Despite the fact many of the 11 have been on the board for three or four years and several tout their financial credentials in their lengthy bios, they said in a statement posted on the Goodwill website Wednesday night that the entire board resigned because of “significant business challenges” and the need to “restructure retail store costs.”
Having wiped their hands clean of the entire affair — closing 16 Goodwill stores, 10 donation centres and two offices and leaving 430 people without jobs, their pay or severance — the board turned the whole mess over to CEO Keiko Nakamura to act both as CEO and her own board, as if they had no fiduciary duty whatsoever to protect Goodwill’s assets. In their statement, they call her a “capable and strong leader” whom they support to find and implement the “long-term solutions needed.”
Let’s not forget that Nakamura came to Goodwill sometime late in 2011 or early 2012 after being forced out the door as the $220,000 CEO of Toronto Community Housing Corporation (TCHC).
At the time, she refused to acknowledge she’d had any part in the spending abuses revealed in a report from then-auditor general Jeff Griffiths. The report didn’t single her out, but she was part of the TCHC executive team when the abuses took place.
In 2012, after she’d landed at Goodwill, an insider revealed Nakamura had been handed a $320,000 severance from TCHC.
In 2014, as Goodwill’s cash woes continued, Nakamura was handed a 6% pay hike, bringing her salary up to $230,538.
(PR consultant Tim Lai of the Liberal firm Brown & Cohen reported Thursday Nakamura is not collecting her salary at the moment.)
Still, if this is not a shameless example of how those who purport to run the poverty industry treat the downtrodden — with absolute disdain and a complete lack of “goodwill” — I don’t know what is.

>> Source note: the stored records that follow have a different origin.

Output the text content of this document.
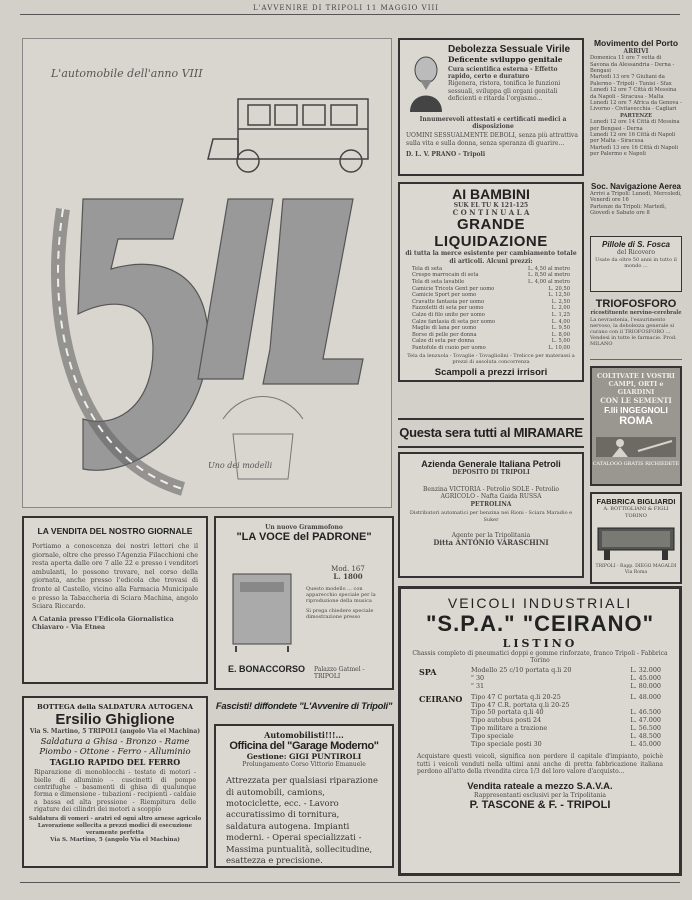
L'AVVENIRE DI TRIPOLI 11 MAGGIO VIII
L'automobile dell'anno VIII
Uno dei modelli
Debolezza Sessuale Virile
Deficente sviluppo genitale
Cura scientifica esterna - Effetto rapido, certo e duraturo
Rigenera, ristora, tonifica le funzioni sessuali, sviluppa gli organi genitali deficienti e ritarda l'orgasmo...
Innumerevoli attestati e certificati medici a disposizione
UOMINI SESSUALMENTE DEBOLI, senza più attrattiva sulla vita e sulla donna, senza speranza di guarire...
D. L. V. PRANO - Tripoli
Movimento del Porto
ARRIVI
Domenica 11 ore 7 vetta di Savona da Alessandria - Derna - Bengasi
Martedì 13 ore 7 Giuliani da Palermo - Tripoli - Tunisi - Sfax
Lunedì 12 ore 7 Città di Messina da Napoli - Siracusa - Malta
Lunedì 12 ore 7 Africa da Genova - Livorno - Civitavecchia - Cagliari
PARTENZE
Lunedì 12 ore 14 Città di Messina per Bengasi - Derna
Lunedì 12 ore 16 Città di Napoli per Malta - Siracusa
Martedì 13 ore 16 Città di Napoli per Palermo e Napoli
Soc. Navigazione Aerea
Arrivi a Tripoli: Lunedì, Mercoledì, Venerdì ore 16
Partenze da Tripoli: Martedì, Giovedì e Sabato ore 8
AI BAMBINI
SUK EL TU K 121-125
C O N T I N U A L A
GRANDE LIQUIDAZIONE
di tutta la merce esistente per cambiamento totale di articoli. Alcuni prezzi:
Tela di seta	L. 4,50 al metro
Crespo marrocain di seta	L. 8,50 al metro
Tela di seta lavabile	L. 4,00 al metro
Camicie Tricots Gent per uomo	L. 20,50
Camicie Sport per uomo	L. 12,50
Cravatte fantasia per uomo	L. 2,50
Fazzoletti di seta per uomo	L. 2,00
Calze di filo unite per uomo	L. 1,25
Calze fantasia di seta per uomo	L. 4,00
Maglie di lana per uomo	L. 9,50
Borse di pelle per donna	L. 8,00
Calze di seta per donna	L. 5,00
Pantofole di cuoio per uomo	L. 10,00
Tela da lenzuola - Tovaglie - Tovagliolini - Trelicce per materassi a prezzi di assoluta concorrenza
Scampoli a prezzi irrisori
Pillole di S. Fosca
del Ricovero
Usate da oltre 50 anni in tutto il mondo ...
TRIOFOSFORO
ricostituente nervino-cerebrale
La nevrastenia, l'esaurimento nervoso, la debolezza generale si curano con il TRIOFOSFORO ... Vendesi in tutte le farmacie. Prod. MILANO
COLTIVATE I VOSTRI
CAMPI, ORTI e GIARDINI
CON LE SEMENTI
F.lli INGEGNOLI
ROMA
CATALOGO GRATIS RICHIEDETE
Questa sera tutti al MIRAMARE
Azienda Generale Italiana Petroli
DEPOSITO DI TRIPOLI
Benzina VICTORIA - Petrolio SOLE - Petrolio
AGRICOLO - Nafta Gaida RUSSA
PETROLINA
Distributori automatici per benzina nei Rioni - Sciara Maradio e Suker
Agente per la Tripolitania
Ditta ANTONIO VARASCHINI
FABBRICA BIGLIARDI
A. BOTTIGLIANI & FIGLI
TORINO
TRIPOLI - Rapp. DIEGO MAGALDI Via Roma
VEICOLI INDUSTRIALI
"S.P.A." "CEIRANO"
LISTINO
Chassis completo di pneumatici doppi e gomme rinforzate, franco Tripoli - Fabbrica Torino
SPA	Modello 25 c/10 portata q.li 20	L. 32.000
" 30	L. 45.000
" 31	L. 80.000
CEIRANO	Tipo 47 C portata q.li 20-25	L. 48.000
Tipo 47 C.R. portata q.li 20-25
Tipo 50 portata q.li 40	L. 46.500
Tipo autobus posti 24	L. 47.000
Tipo militare a trazione	L. 56.500
Tipo speciale	L. 48.500
Tipo speciale posti 30	L. 45.000
Acquistare questi veicoli, significa non perdere il capitale d'impianto, poichè tutti i veicoli venduti nella ultimi anni anche di pretta fabbricazione italiana perdono all'atto della rivendita circa 1/3 del loro valore d'acquisto...
Vendita rateale a mezzo S.A.V.A.
Rappresentanti esclusivi per la Tripolitania
P. TASCONE & F. - TRIPOLI
LA VENDITA DEL NOSTRO GIORNALE
Portiamo a conoscenza dei nostri lettori che il giornale, oltre che presso l'Agenzia Filacchioni che resta aperta dalle ore 7 alle 22 e presso i venditori ambulanti, lo possono trovare, nel corso della giornata, anche presso l'edicola che trovasi di fronte al Castello, vicino alla Farmacia Municipale e presso la Tabaccheria di Sciara Machina, angolo Sciara Riccardo.
A Catania presso l'Edicola Giornalistica Chiavaro - Via Etnea
Un nuovo Grammofono
"LA VOCE del PADRONE"
Mod. 167
L. 1800
Questo modello ... con apparecchio speciale per la riproduzione della musica
Si prega chiedere speciale dimostrazione presso
E. BONACCORSO Palazzo Gatmel - TRIPOLI
Fascisti! diffondete "L'Avvenire di Tripoli"
BOTTEGA della SALDATURA AUTOGENA
Ersilio Ghiglione
Via S. Martino, 5 TRIPOLI (angolo Via el Machina)
Saldatura a Ghisa - Bronzo - Rame
Piombo - Ottone - Ferro - Alluminio
TAGLIO RAPIDO DEL FERRO
Riparazione di monoblocchi - testate di motori - bielle di alluminio - cuscinetti di pompe centrifughe - basamenti di ghisa di qualunque forma e dimensione - tubazioni - recipienti - caldaie a bassa ed alta pressione - Riempitura delle rigature dei cilindri dei motori a scoppio
Saldatura di vomeri - aratri ed ogni altro arnese agricolo
Lavorazione sollecita a prezzi modici di esecuzione veramente perfetta
Via S. Martino, 5 (angolo Via el Machina)
Automobilisti!!!...
Officina del "Garage Moderno"
Gestione: GIGI PUNTIROLI
Prolungamento Corso Vittorio Emanuele
Attrezzata per qualsiasi riparazione di automobili, camions, motociclette, ecc. - Lavoro accuratissimo di tornitura, saldatura autogena. Impianti moderni. - Operai specializzati - Massima puntualità, sollecitudine, esattezza e precisione.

I tried for two days to reach every member of the board for comment, most particularly former chairman Michael Eubanks, an LCBO exec. An assistant to Eubanks informed me Thursday that only the PR consultant hired by the board would be speaking.
Board treasurer and corporate lawyer Mark Trachuk accused me of trying to “threaten” him for requesting comment. Former CBCer Jim Curran said his “observation with my questions” on Monday “encouraged” him to make no comment.

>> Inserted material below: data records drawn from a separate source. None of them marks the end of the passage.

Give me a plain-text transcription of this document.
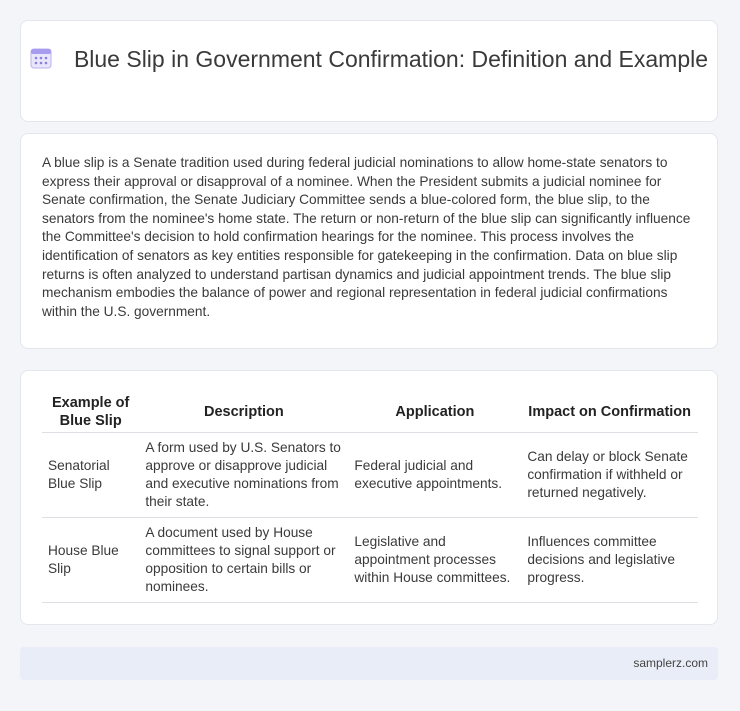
Blue Slip in Government Confirmation: Definition and Example

A blue slip is a Senate tradition used during federal judicial nominations to allow home-state senators to express their approval or disapproval of a nominee. When the President submits a judicial nominee for Senate confirmation, the Senate Judiciary Committee sends a blue-colored form, the blue slip, to the senators from the nominee's home state. The return or non-return of the blue slip can significantly influence the Committee's decision to hold confirmation hearings for the nominee. This process involves the identification of senators as key entities responsible for gatekeeping in the confirmation. Data on blue slip returns is often analyzed to understand partisan dynamics and judicial appointment trends. The blue slip mechanism embodies the balance of power and regional representation in federal judicial confirmations within the U.S. government.

Example of Blue Slip	Description	Application	Impact on Confirmation
Senatorial Blue Slip	A form used by U.S. Senators to approve or disapprove judicial and executive nominations from their state.	Federal judicial and executive appointments.	Can delay or block Senate confirmation if withheld or returned negatively.
House Blue Slip	A document used by House committees to signal support or opposition to certain bills or nominees.	Legislative and appointment processes within House committees.	Influences committee decisions and legislative progress.
samplerz.com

“Answers will eventually come,” he said.
To add insult to injury, the entire Goodwill website was wiped clean of all financials, audits, annual reports, agendas, minutes and names of staff and board members — leading one to wonder whether last weekend was spent trying to cover up records of Nakamura’s and the board’s management of the company’s funds.
Alissa Von Bargen, spokesman for Community and Social Services Minister Helena Jaczek, whose ministry gave Goodwill $1.7 million in 2015, said they’ve been in contact with Goodwill and are working with developmentally disabled individuals supported by employment programs they fund to “find alternative supports” for them.
Belinda Bien of the Ministry of Training, Colleges and Universities said they provided $1.99 million to three employment programs in 2015 and are focused on ensuring a “continuity of services” for all clients served by their programs, as well as employment and training supports to “all impacted Goodwill employees.”
And what about Nakamura? She should resign. But she won’t, unless forced out.
Given that no one is running the show at Goodwill but her at the moment, I wouldn’t be surprised if she votes herself a healthy severance first.
THE GOODWILL BOARD THAT RAN FOR COVER:
- Chairman Michael Eubanks (joined board 2012): Senior vice-president IT with LCBO
- Vice-chairman Michael Levitt (joined 2012): Executive director Humber River Family Health Team
- Treasurer Mark Trachuk (joined 2013): Partner in corporate and securities law with Osler
- Yazdi Bharucha (joined 2012): Chartered accountant (retired). Bio includes a decade as chief financial officer of one of Canada’s most successful real estate investment trusts.
- Jim Curran (joined 2010): Former CBC Metro Morning traffic reporter
- Christine Hart (joined 2010): Lawyer and mediator
- Amy Hosotsuji (joined 2013): Project manager, event planner, facilitator, social change-maker
- Kelly Juhasz: Founder and president of The Knowledge Transfer Company
- Amin Retulla (joined 2013): Chief information officer at Trillium Gift of Life Network
- David Wai: Director of plan design and policy at Ontario Retirement Pension Plan Secretariat
- Alex Kjorven: Head of the applied innovation practice at Purpose Capital.
* Excerpt of message from Joan and Keiko in 2012 Goodwill annual report: “Another key focus last year was ensuring that we continued to move Goodwill down the road to financial sustainability, and we are happy to report that we have made great strides during this year.”
* Junket attended by Keiko, Joan and Dennis Green in Miami in June 2012: Social Enterprise in Action. Junket activities available to attendees included everglades and airboat ride, South Beach overview, Miami Night beach party, tour of Vizcaya Mansions, full-day excursion to Key West, golf at the Miami Beach Golf Club.
* Total revenues in 2014: $28 million
* Total expenditures: $29.2 million (includes $17.3 million in salaries and $8.1 million in rent).